Psychographic Trends

While it has been an awful year in many ways, companies involved in selling products related to the home have benefited from the stay-at-home phenomena. The need to replace failing products, along with interest in upgrading products, has never been stronger.

Normally, about 60% of grills are replaced because they are under duress. And while the raw number of grills being replaced will have increased, I do not anticipate the overall percentage to increase. The reason: consumers have broken away from only cooking food fast on a gas grill. Low and slow cooking or smoking foods for longer periods of time has become a trend instead of a fad. And the stay-at-home / work-from-home environment has caused many Americans to develop new interests and hobbies inclusive of the aspirational “BBQ / Grill Master” title.

But is grilling still a man’s world? According to Elizabeth Karmel, a.k.a. Grill Girl, “Industry statistics show that women are grilling out more often and are taking charge of the grill for more occasions.”

What does this mean for you? DO NOT let the stubborn stereotype of the male being the only target consumer affect your go-to-market execution.

Grill / Fuel Type Trends

According to the Hearth, Patio and BBQ Association, 30% of U.S. consumers own two grill types, and 12% own three. The trend coming out of 2020 will create continued growth in multi-grill ownership. Your action plan needs to include merchandising for all types of fuel: gas, charcoal, wood and pellets. For urban markets, you may want to include electric grill options as well.

While the largest dollar volume comes from gas grills – followed by charcoal and/or wood, pellet and electric – the fastest growing fuel type is pellet. Pellet grill sales grew 20%+ prior to 2020, and as this year closes, pellet grill sales of more than 30%+ were constrained only by manufacturing / parts supply. In fact, I know of many dealers selling pellet grills ONLY, driving six-figure revenue to their top lines AND very healthy gross margin dollars to their bottom lines.

Pellet grills aren’t the only category seeing growth, though.
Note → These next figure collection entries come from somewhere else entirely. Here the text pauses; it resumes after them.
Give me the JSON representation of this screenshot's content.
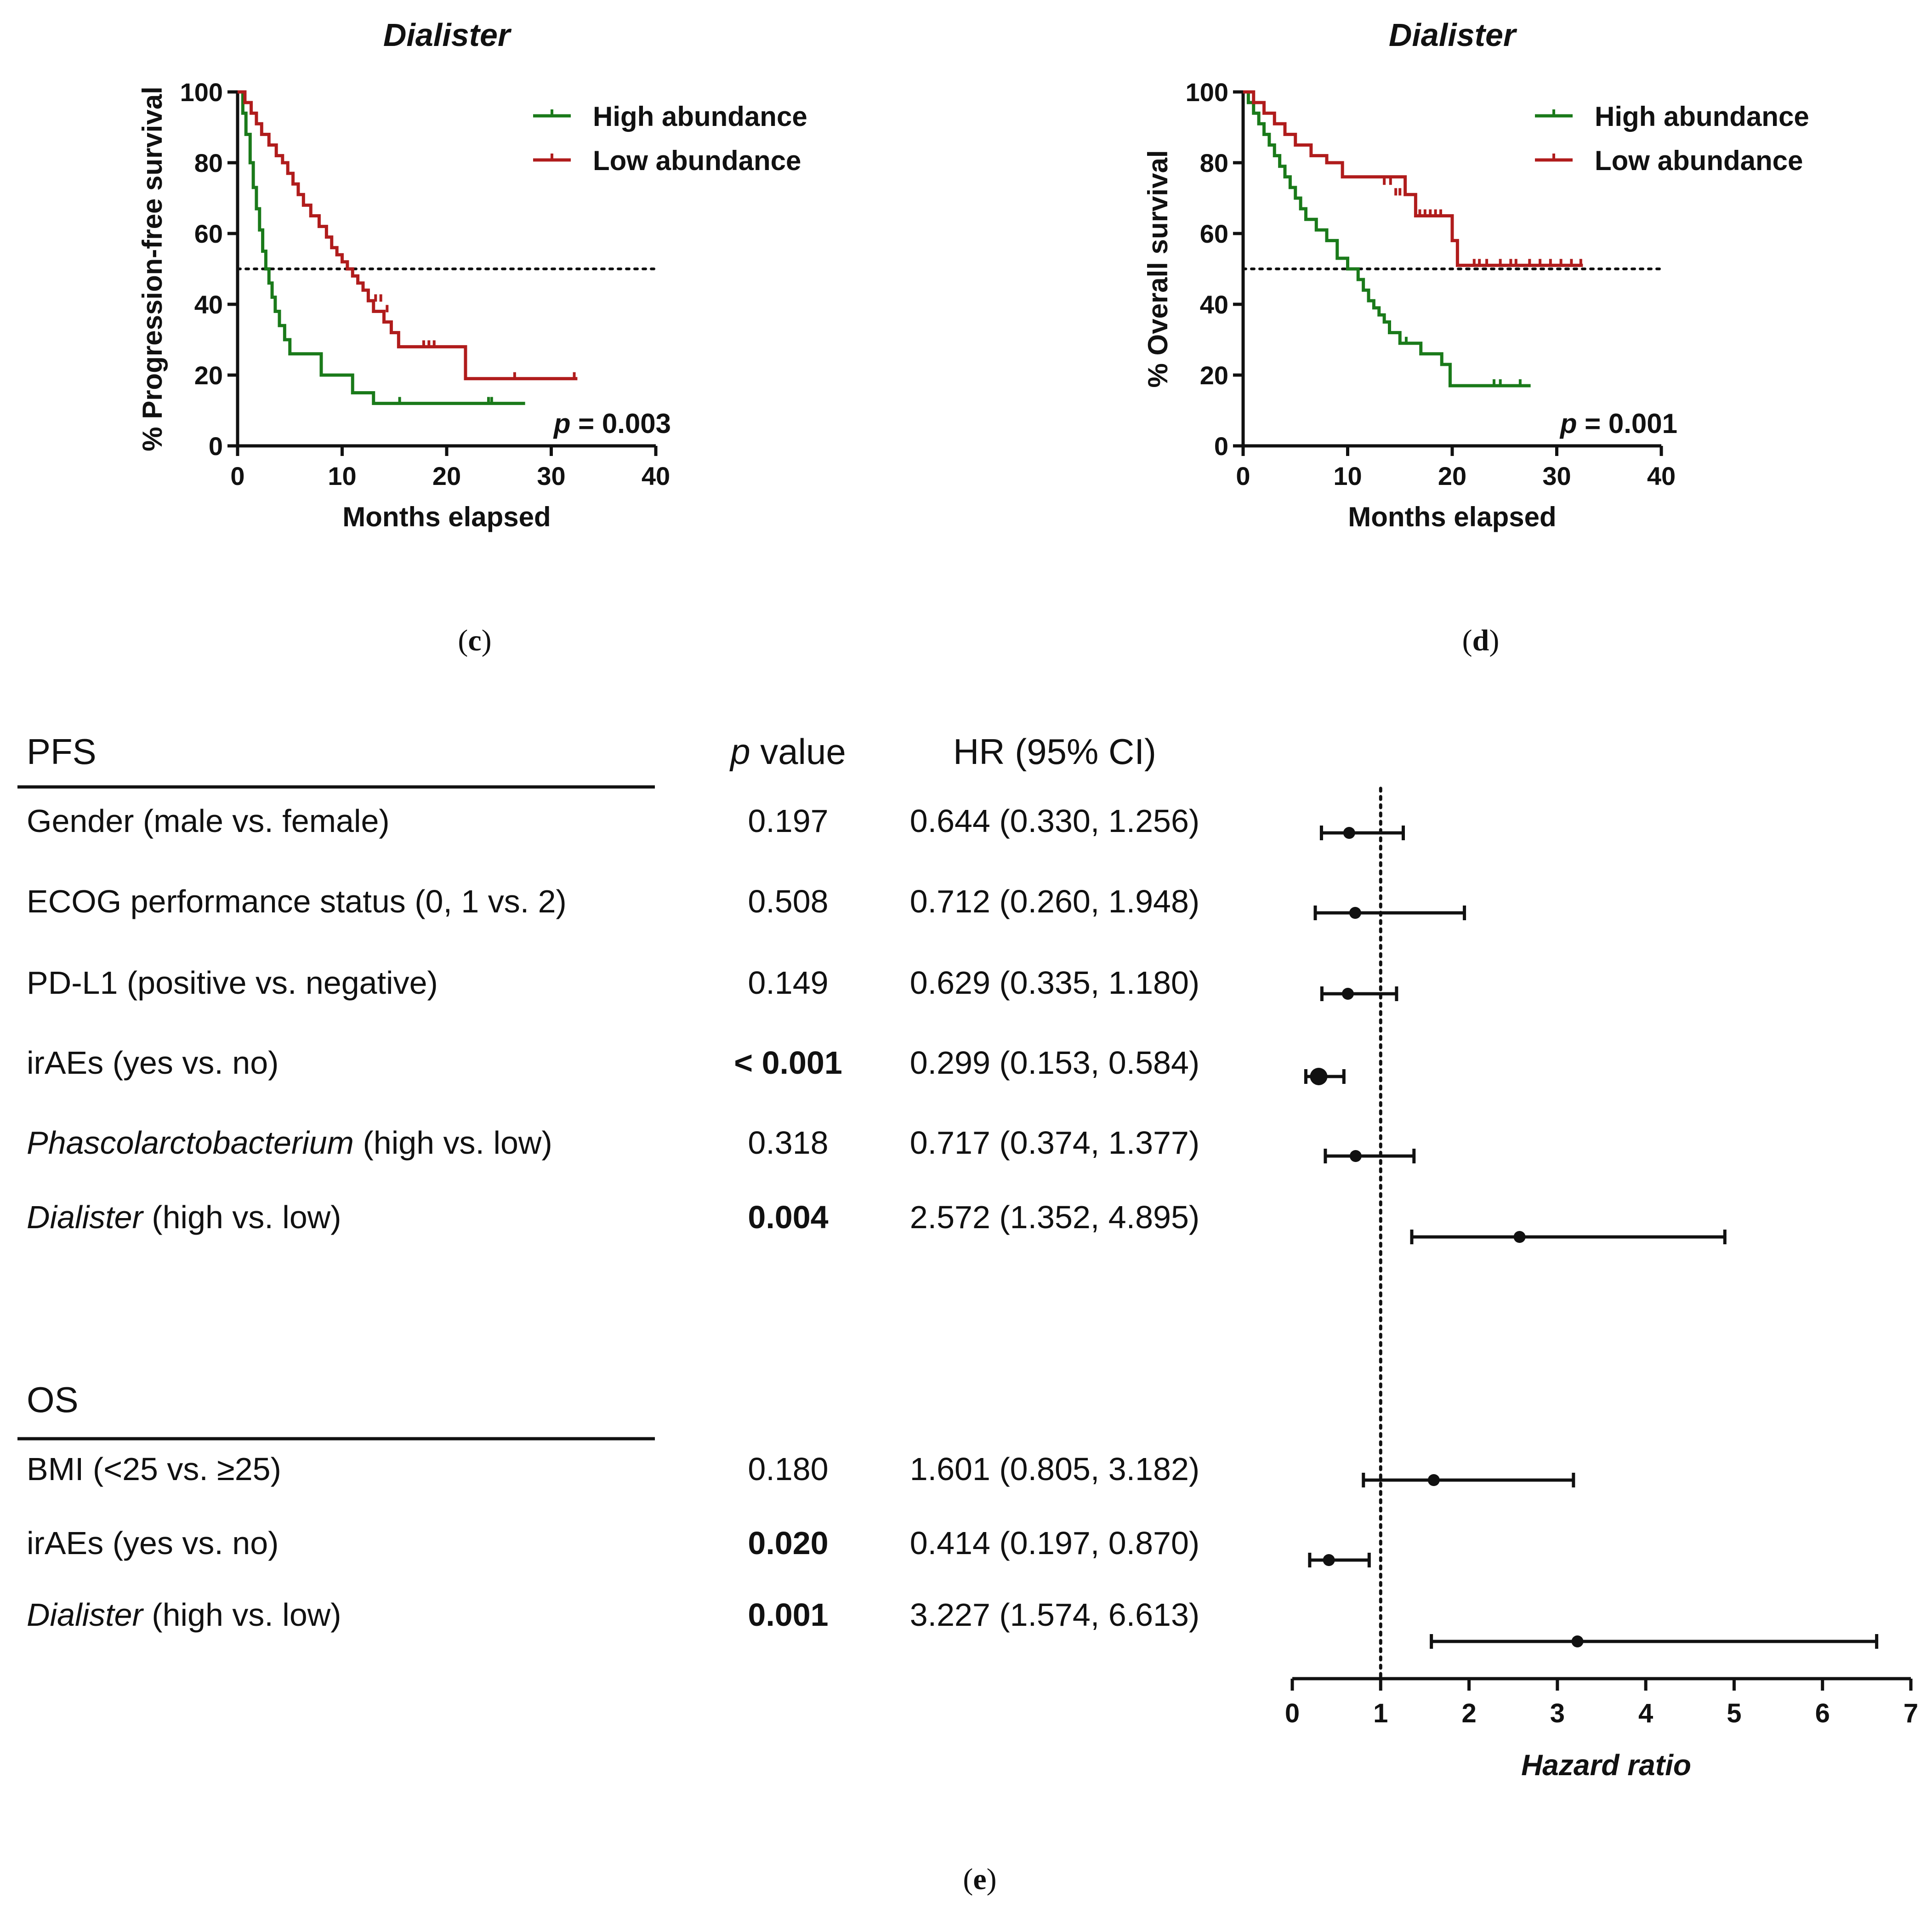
{
  "colors": {
    "high": "#1a7a1a",
    "low": "#b01c1c",
    "ink": "#111111"
  },
  "chart_data": [
    {
      "id": "c",
      "type": "line",
      "step": true,
      "panel_label": "c",
      "title": "Dialister",
      "xlabel": "Months elapsed",
      "ylabel": "% Progression-free survival",
      "xlim": [
        0,
        40
      ],
      "ylim": [
        0,
        100
      ],
      "xticks": [
        "0",
        "10",
        "20",
        "30",
        "40"
      ],
      "yticks": [
        "0",
        "20",
        "40",
        "60",
        "80",
        "100"
      ],
      "median_line": 50,
      "p_label": "p",
      "p_value": "= 0.003",
      "series": [
        {
          "name": "High abundance",
          "color_key": "high",
          "x": [
            0,
            0.5,
            0.8,
            1.2,
            1.5,
            1.8,
            2.1,
            2.4,
            2.7,
            3.0,
            3.3,
            3.6,
            4.0,
            4.5,
            5.0,
            5.5,
            8.0,
            11.0,
            13.0,
            27.5
          ],
          "y": [
            100,
            94,
            88,
            80,
            73,
            67,
            61,
            55,
            50,
            46,
            42,
            38,
            34,
            30,
            26,
            26,
            20,
            15,
            12,
            12
          ],
          "censor_x": [
            15.5,
            24.0,
            24.3
          ],
          "censor_y": [
            12,
            12,
            12
          ]
        },
        {
          "name": "Low abundance",
          "color_key": "low",
          "x": [
            0,
            0.7,
            1.3,
            1.8,
            2.3,
            3.0,
            3.7,
            4.3,
            4.8,
            5.3,
            5.8,
            6.3,
            7.0,
            7.8,
            8.5,
            9.0,
            9.5,
            10.0,
            10.5,
            11.0,
            11.5,
            12.0,
            12.5,
            13.0,
            14.0,
            14.7,
            15.4,
            21.8,
            32.5
          ],
          "y": [
            100,
            97,
            94,
            91,
            88,
            85,
            82,
            80,
            77,
            74,
            71,
            68,
            65,
            62,
            59,
            56,
            54,
            52,
            50,
            48,
            46,
            44,
            41,
            38,
            35,
            32,
            28,
            19,
            19
          ],
          "censor_x": [
            13.2,
            13.7,
            14.3,
            17.8,
            18.3,
            18.8,
            26.5,
            32.2
          ],
          "censor_y": [
            41,
            41,
            38,
            28,
            28,
            28,
            19,
            19
          ]
        }
      ]
    },
    {
      "id": "d",
      "type": "line",
      "step": true,
      "panel_label": "d",
      "title": "Dialister",
      "xlabel": "Months elapsed",
      "ylabel": "% Overall survival",
      "xlim": [
        0,
        40
      ],
      "ylim": [
        0,
        100
      ],
      "xticks": [
        "0",
        "10",
        "20",
        "30",
        "40"
      ],
      "yticks": [
        "0",
        "20",
        "40",
        "60",
        "80",
        "100"
      ],
      "median_line": 50,
      "p_label": "p",
      "p_value": "= 0.001",
      "series": [
        {
          "name": "High abundance",
          "color_key": "high",
          "x": [
            0,
            0.5,
            1.0,
            1.5,
            2.0,
            2.5,
            3.0,
            3.5,
            4.0,
            4.5,
            5.0,
            5.5,
            6.0,
            7.0,
            8.0,
            9.0,
            10.0,
            11.0,
            11.5,
            12.0,
            12.5,
            13.0,
            13.5,
            14.0,
            15.0,
            16.0,
            17.0,
            18.0,
            19.0,
            19.8,
            27.5
          ],
          "y": [
            100,
            97,
            94,
            91,
            88,
            85,
            82,
            79,
            76,
            73,
            70,
            67,
            64,
            61,
            58,
            53,
            50,
            47,
            44,
            41,
            39,
            37,
            35,
            32,
            29,
            29,
            26,
            26,
            23,
            17,
            17
          ],
          "censor_x": [
            15.6,
            24.0,
            24.6,
            26.5
          ],
          "censor_y": [
            29,
            17,
            17,
            17
          ]
        },
        {
          "name": "Low abundance",
          "color_key": "low",
          "x": [
            0,
            1.0,
            2.0,
            3.0,
            4.0,
            5.0,
            6.5,
            8.0,
            9.5,
            15.5,
            16.5,
            20.0,
            20.5,
            32.5
          ],
          "y": [
            100,
            97,
            94,
            91,
            88,
            85,
            82,
            80,
            76,
            71,
            65,
            58,
            51,
            51
          ],
          "censor_x": [
            13.5,
            14.1,
            14.6,
            15.0,
            16.9,
            17.4,
            17.9,
            18.4,
            18.9,
            22.1,
            22.6,
            23.3,
            24.6,
            25.6,
            26.1,
            27.4,
            28.4,
            29.4,
            30.4,
            31.4,
            32.3
          ],
          "censor_y": [
            74,
            74,
            71,
            71,
            65,
            65,
            65,
            65,
            65,
            51,
            51,
            51,
            51,
            51,
            51,
            51,
            51,
            51,
            51,
            51,
            51
          ]
        }
      ]
    },
    {
      "id": "e",
      "type": "forest",
      "panel_label": "e",
      "xlabel": "Hazard ratio",
      "xlim": [
        0,
        7
      ],
      "xticks": [
        "0",
        "1",
        "2",
        "3",
        "4",
        "5",
        "6",
        "7"
      ],
      "reference": 1,
      "col_p": {
        "italic": "p",
        "rest": " value"
      },
      "col_hr": "HR (95% CI)",
      "groups": [
        {
          "title": "PFS",
          "rows": [
            {
              "italic": "",
              "label": "Gender (male vs. female)",
              "p": "0.197",
              "bold_p": false,
              "hr_text": "0.644 (0.330, 1.256)",
              "hr": 0.644,
              "lo": 0.33,
              "hi": 1.256,
              "big": false
            },
            {
              "italic": "",
              "label": "ECOG performance status (0, 1 vs. 2)",
              "p": "0.508",
              "bold_p": false,
              "hr_text": "0.712 (0.260, 1.948)",
              "hr": 0.712,
              "lo": 0.26,
              "hi": 1.948,
              "big": false
            },
            {
              "italic": "",
              "label": "PD-L1 (positive vs. negative)",
              "p": "0.149",
              "bold_p": false,
              "hr_text": "0.629 (0.335, 1.180)",
              "hr": 0.629,
              "lo": 0.335,
              "hi": 1.18,
              "big": false
            },
            {
              "italic": "",
              "label": "irAEs (yes vs. no)",
              "p": "< 0.001",
              "bold_p": true,
              "hr_text": "0.299 (0.153, 0.584)",
              "hr": 0.299,
              "lo": 0.153,
              "hi": 0.584,
              "big": true
            },
            {
              "italic": "Phascolarctobacterium",
              "label": " (high vs. low)",
              "p": "0.318",
              "bold_p": false,
              "hr_text": "0.717 (0.374, 1.377)",
              "hr": 0.717,
              "lo": 0.374,
              "hi": 1.377,
              "big": false
            },
            {
              "italic": "Dialister",
              "label": " (high vs. low)",
              "p": "0.004",
              "bold_p": true,
              "hr_text": "2.572 (1.352, 4.895)",
              "hr": 2.572,
              "lo": 1.352,
              "hi": 4.895,
              "big": false
            }
          ]
        },
        {
          "title": "OS",
          "rows": [
            {
              "italic": "",
              "label": "BMI (<25 vs. ≥25)",
              "p": "0.180",
              "bold_p": false,
              "hr_text": "1.601 (0.805, 3.182)",
              "hr": 1.601,
              "lo": 0.805,
              "hi": 3.182,
              "big": false
            },
            {
              "italic": "",
              "label": "irAEs (yes vs. no)",
              "p": "0.020",
              "bold_p": true,
              "hr_text": "0.414 (0.197, 0.870)",
              "hr": 0.414,
              "lo": 0.197,
              "hi": 0.87,
              "big": false
            },
            {
              "italic": "Dialister",
              "label": " (high vs. low)",
              "p": "0.001",
              "bold_p": true,
              "hr_text": "3.227 (1.574, 6.613)",
              "hr": 3.227,
              "lo": 1.574,
              "hi": 6.613,
              "big": false
            }
          ]
        }
      ]
    }
  ]
}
Lump charcoal and wood-based grills/smokers are also on the rise. Kamado Joe is narrowing the gap on Big Green Egg dominance in kamado style-grills. And Argentinian-style cooking with wood, like the Ñuke (new-kay) brand, is growing in popularity.

Grill Innovation & Styling

WiFi-based control systems are all the rage. This is especially true in pellet grills, such as Traeger, Louisiana Grills, Broil King and Weber. Not only does this feature allow you to manage your grill temperature from anywhere, but some controllers even allow you to use built-in recipes to enhance ease of use.

When will WiFi come to gas grills? One possibility lies with a brand called Otto Wilde based in Germany. They recently closed a “kickstarter” fund that garnered nearly $4.5M to help build their G32 model, which would be the first smart, modular gas grill. More to come on that later.

What else is new? While outdoor kitchens continue double-digit growth, the latest offerings by several suppliers feature modular outdoor kitchen products that piece together AND are mobile. Plus, colors are now starting to replace traditional stainless-steel finishes on gas grills.

2021 & Beyond

2020 has proven that Independent dealers are the most tenacious and flexible retailers of all. They have morphed their business execution to best meet the environment. 2021 will be the “come-back year” for consumers shopping local with personal store interaction. Make your plans NOW for event marketing by promoting live demonstrations. Appeal to their senses, because they CANNOT wait to get out of the house. Trust me on that.